Bu vesileyle, İskandinav modasının çoğulcu, yapmacıksız ve klas dünyasına bir yolculuk yaptık. Her defilede başörtülü kadınlar, çeşitli yaş ve vücut tiplerinde insanlar gördük tabii ki.

“Tabii ki” diyorum, çünkü medeni ve normal olan bu. Öylesine eşantiyon gibi de değil, defilelerin star görünümlerini de taşıdılar bu kadınlar. İşte belki de bu yüzden, insanın kendini hür ifade etmesine alan tanınan, çoğulculuğun geçer akçe olduğu bu ülkeler, dünyanın en yaşanası ülkeleri listelerinde hep üstlerde.




Kopenhag Moda Haftası 2023, Lovechild 1979 Defilesi



Kopenhag Moda Haftası 2023, MKDT ve Gestuz Defileleri



Kopenhag Moda Haftası 2023, Stine Goya Defilesi

Türkiye’ye gelince; ülke rengarenk, ama moda camiası bunu yansıtmaktan hala çok uzak.  Farklı hayat tarzlarından, yaşlardan, vücut tiplerinden insanlar anaakım moda medyası ve lüks markaların Türkiye şubelerinde henüz tanımlanmamış. Çalışan kadrolarından, reklam yüzlerine, İstanbul Moda Haftasından dergi sayfalarına her yeri tarayın, şişman, başörtülü, 40+ üstü (25 yaş gibi görünmeyen) kadınlar yoklar, adeta hiç var olmamışlar. Bu tablonun arka planında belki bu toprakların 200 yıllık modernleşme serüveni ve koskoca bir sosyopolitik hikaye var. Zümresel ayrışmalar, ayrışmaya niyetlenmeler, içi kof gardrop modernizmi vs vs. “Bir Başkadır” benim memleketim deyip global tabloya bakalım.

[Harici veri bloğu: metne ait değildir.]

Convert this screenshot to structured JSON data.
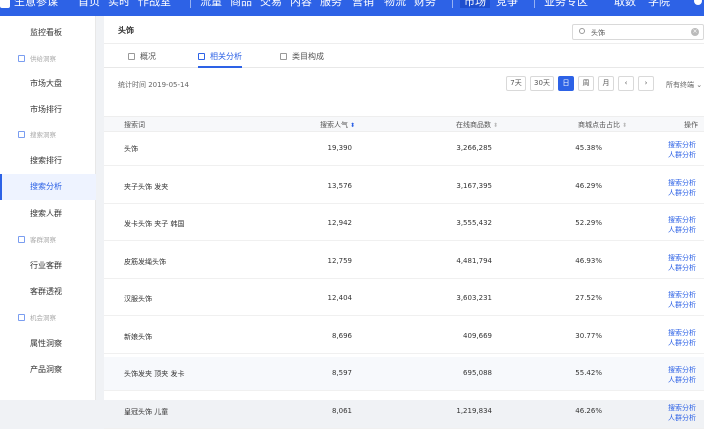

Moda dünyasının, tüketiciye, çoğu zaman sınırlı bir güzellik standardı dayattığını söylesek, herhalde buna kimsenin fazla itirazı olmaz. En azından yakın zamana dek modanın öne çıkan yüzü, vitrini, böyleydi. Moda mecmuaları, defileler, reklam kampanyaları, hep Avrupalı, beyaz ırk mensubu, genç, uzun boylu, “sıfır beden” tabir edilen incelikte mankenleri ve yine batılı hayat tarzına uygun giysileri ön plana çıkarıyordu.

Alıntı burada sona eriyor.